With a wide range of weather data now freely available online, it is becoming more and more widely accessible, using a few lines of code to access simple to use APIs. This opens up a huge area of data analytics, and allows for a wider understanding of the impacts of weather conditions in a whole host of new areas. This in turn, leads to easier, better informed decision making for both infrastructure running and maintenance, and individual choices on a daily basis. With the click of a button we can see the weather conditions where we are, but understanding that data, and how it is sourced is very important.

Why?

Take for example the percentage of rainfall on any given weather app. For example, in the image below we see that on Tuesday, it has a 40% chance of rain, but what does this actually mean? Typically the ‘probability of precipitation’ is the confidence that it will rain, multiplied by the area this is measured over.

The 40% chance of rainfall on Tuesday could mean there is a 40% chance of rainfall over the whole area measured, but typically rainfall isn’t that evenly distributed in space. There could also be an 80% chance of rainfall, in 50% of the area, and the probability of rainfall would still be 40%. This isn’t that helpful for either the dry or wet half of the area! In most cases, this could just mean you’re caught in a shower without a waterproof, but if say you are a farmer leaving your crops out to dry, this could have very costly consequences. It is therefore very important to understand the resolution of the weather data.

Example: rainfall

Each type of weather data (e.g. wind, rainfall, snowfall, temperature) all has different individual factors to consider, but let us consider rainfall for example. Typically rainfall is provided as gridded data, which is a combination of different data sources, including weather radar, rain gauges and satellite data.

  • Whilst weather radars provide volume average estimates, the size of each these changes depending on the distance from the radar. The end rainfall product provided from weather services is usually gridded to 1km^2 pixels, for practical uses. Despite this, due to the way weather radars work, a pixel close to the radar will be an average of several observations, all with a small volume, whereas a pixel about 100km from a radar will be a single observation with a large volume. Weather radars are also subject to lots of errors, including ground clutter (e.g. where the radar beam hits buildings or mountains) and overshooting rainfall (i.e. when the rainfall is missed as the radar beam is measuring higher than the actual rainfall).
  • Rain gauges work by measuring rainfall at ground level, with a small ‘funnel’ type dish with a size of less than 10cm^2. This data may also be gridded, using interpolation methods which estimate rainfall in areas where there are no measurements. These observations are typically less prone to errors than weather radar, but the network of rainfall gauges are very sparsely distributed across the county, and so typically they miss the spatial distribution of rainfall. They can also be affected by wind, put in places where not sensible (e.g. under a tree), get blocked by debris (in rural areas) or vandilised (in urban areas), resulting in missing data.
  • It is important to consider where the data has come from - it may be gridded to 1km^2, but it may be based on a handful of working stations, and the nearest one could be very far away, leading to high uncertainty in estimates, particularly in rural areas, which are generally where the information can be crucial.
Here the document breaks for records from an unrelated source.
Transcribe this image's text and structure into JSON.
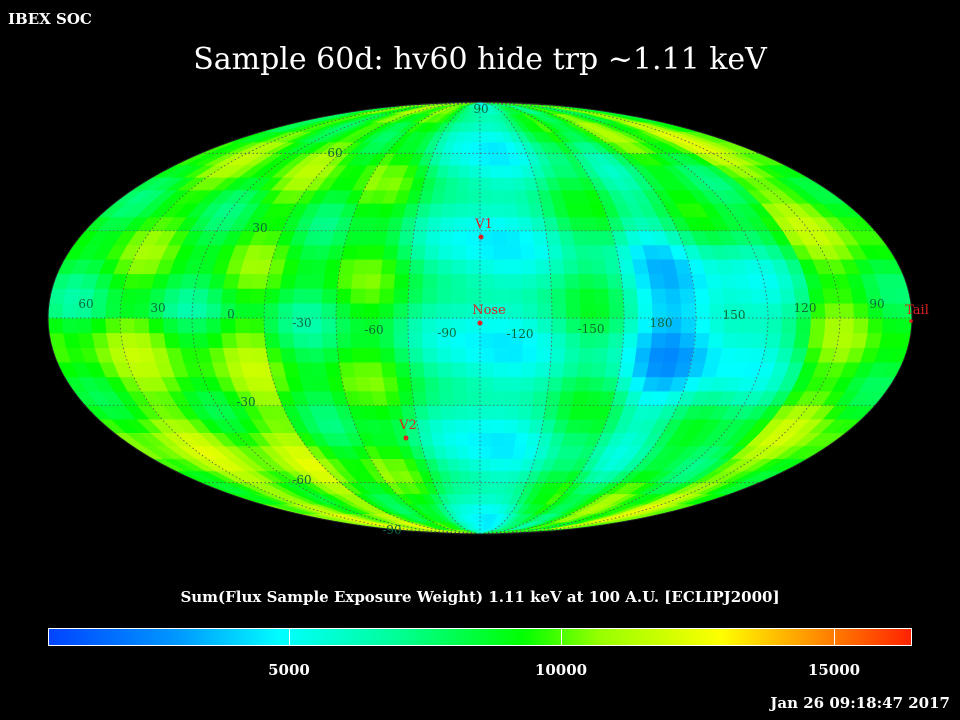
{
  "header": {
    "corner_label": "IBEX SOC",
    "title": "Sample 60d: hv60 hide trp ~1.11 keV"
  },
  "map": {
    "projection": "mollweide",
    "grid_lat_labels": [
      "60",
      "30",
      "-30",
      "-60"
    ],
    "pole_labels": [
      "90",
      "-90"
    ],
    "lon_labels": [
      "60",
      "30",
      "0",
      "-30",
      "-60",
      "-90",
      "-120",
      "-150",
      "180",
      "150",
      "120",
      "90"
    ],
    "markers": [
      {
        "label": "V1"
      },
      {
        "label": "Nose"
      },
      {
        "label": "V2"
      },
      {
        "label": "Tail"
      }
    ],
    "colors": {
      "grid": "#555555",
      "marker": "#dd2222",
      "grid_label": "#0a6a3a"
    }
  },
  "colorbar": {
    "title": "Sum(Flux Sample Exposure Weight)  1.11 keV at 100 A.U. [ECLIPJ2000]",
    "ticks": [
      "5000",
      "10000",
      "15000"
    ],
    "range": [
      0,
      16500
    ]
  },
  "footer": {
    "timestamp": "Jan 26 09:18:47 2017"
  }
}
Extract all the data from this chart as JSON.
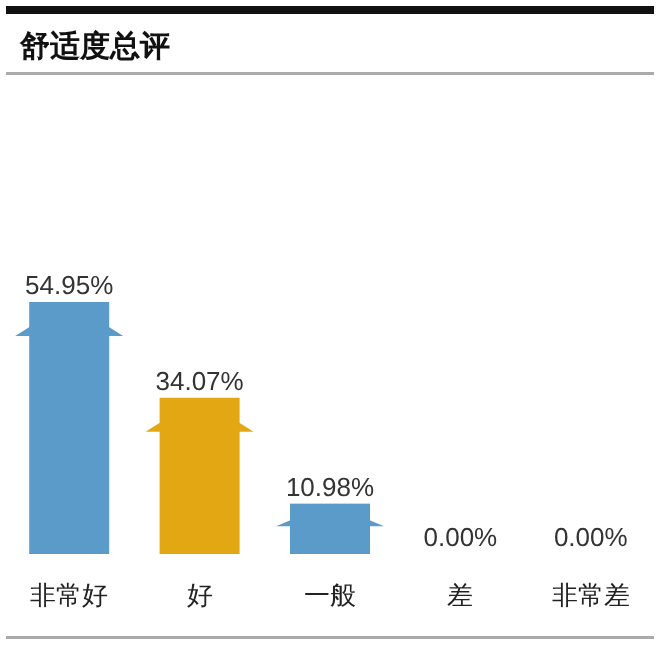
{
  "chart_data": {
    "type": "bar",
    "title": "舒适度总评",
    "categories": [
      "非常好",
      "好",
      "一般",
      "差",
      "非常差"
    ],
    "values": [
      54.95,
      34.07,
      10.98,
      0,
      0
    ],
    "colors": [
      "#5b9bc9",
      "#e2a713",
      "#5b9bc9",
      "#5b9bc9",
      "#5b9bc9"
    ],
    "value_labels": [
      "54.95%",
      "34.07%",
      "10.98%",
      "0.00%",
      "0.00%"
    ]
  }
}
What questions should we be asking about our data?

The data is never going to be perfect, but primarily we want to answer the question “Is this data reliable enough for what we want to use it for?” This will be dependent on what the uses of the data are. Before using it for modelling, it is good to ask a few simple questions about the data you will be using, making full use of any documentation available. It is also good, if providing data, to also make sure any users of the data are provided with answers to these questions.

  1. Where is the data from? How is the data measured, at what resolution?
  2. How has the data been processed? Is it raw data? Has any quality control taken place?
  3. Is the quality good enough for what it is being used for?
  4. Where might errors in the data arise? How can we mitigate this? Are there any preliminary checks I need to be doing before using it?

Summary

Weather data is extremely useful, and has changed the world we live in, as well as allowing for better preparation against extreme events. There is a wealth of information available, with big data sets, and in many areas of industry and practice, it is great that this is becoming more accessible. Despite this, understanding the data we use is best practice, and can result in more robust and trustworthy results. With a few simple questions, we can not only understand the data more, but draw better conclusions from it.